Infrared reflectance anisotropy spectroscopy of Si(111)-2X1: Surface excitons and polarons

The experimental data regarding the energy distribution of dangling-bond electronic states at the Si(111)-2x1 surface, with special attention to the gap between filled and empty states, are revisited. Clearly some of the results are not compatible. Theorists almost unanimously conclude in favor of a strong (about 0.25 eV) excitonic energy in the optical transitions between surface states. On the experimental side, on the other hand, conflicting results seem to support either large or negligible exciton energy. In order to reconcile all available data, it has been suggested that in highly doped samples a sizeable gap shrinking should occur. We have performed a reflectance anisotropy spectroscopy experiment in order to verify this hypothesis.
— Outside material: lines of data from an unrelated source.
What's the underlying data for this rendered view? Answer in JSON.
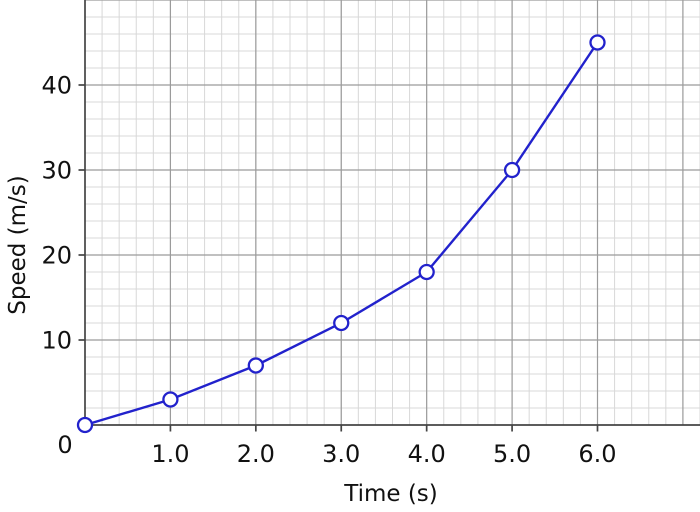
{
  "chart_data": {
    "type": "line",
    "title": "",
    "x": [
      0,
      1,
      2,
      3,
      4,
      5,
      6
    ],
    "y": [
      0,
      3,
      7,
      12,
      18,
      30,
      45
    ],
    "x_axis": {
      "title": "Time (s)",
      "lim": [
        0,
        7.2
      ],
      "major_step": 1,
      "minor_step": 0.2,
      "tick_values": [
        1,
        2,
        3,
        4,
        5,
        6
      ],
      "tick_labels": [
        "1.0",
        "2.0",
        "3.0",
        "4.0",
        "5.0",
        "6.0"
      ]
    },
    "y_axis": {
      "title": "Speed (m/s)",
      "lim": [
        0,
        50
      ],
      "major_step": 10,
      "minor_step": 2,
      "tick_values": [
        0,
        10,
        20,
        30,
        40
      ],
      "tick_labels": [
        "",
        "10",
        "20",
        "30",
        "40"
      ]
    },
    "origin_label": "0",
    "grid": "major+minor",
    "legend": false,
    "colors": {
      "line": "#2222cc",
      "marker_fill": "#ffffff",
      "marker_edge": "#2222cc",
      "grid_minor": "#d8d8d8",
      "grid_major": "#9b9b9b",
      "spine": "#444444",
      "text": "#111111",
      "background": "#ffffff"
    }
  }
}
The optical peak at 0.45 eV associated to dangling-bond transitions does not shift, in highly doped crystals (N-D=4x10(18) cm(-3)), within the experimental accuracy of 20 meV, thereby ruling out the hypothesis of a shrinking of the gap. Under the assumption that all experimental results are correct, an alternative explanation of this puzzling problem, based on the existence of surface polarons together with surface excitons, is suggested. Although very difficult to detect spectroscopically in a direct way, it is argued that polaronic states could play an important role in highly doped samples. A number of possible experiments to clarify the last point are suggested. Accurate theoretical calculations of the polaron energy would also be helpful.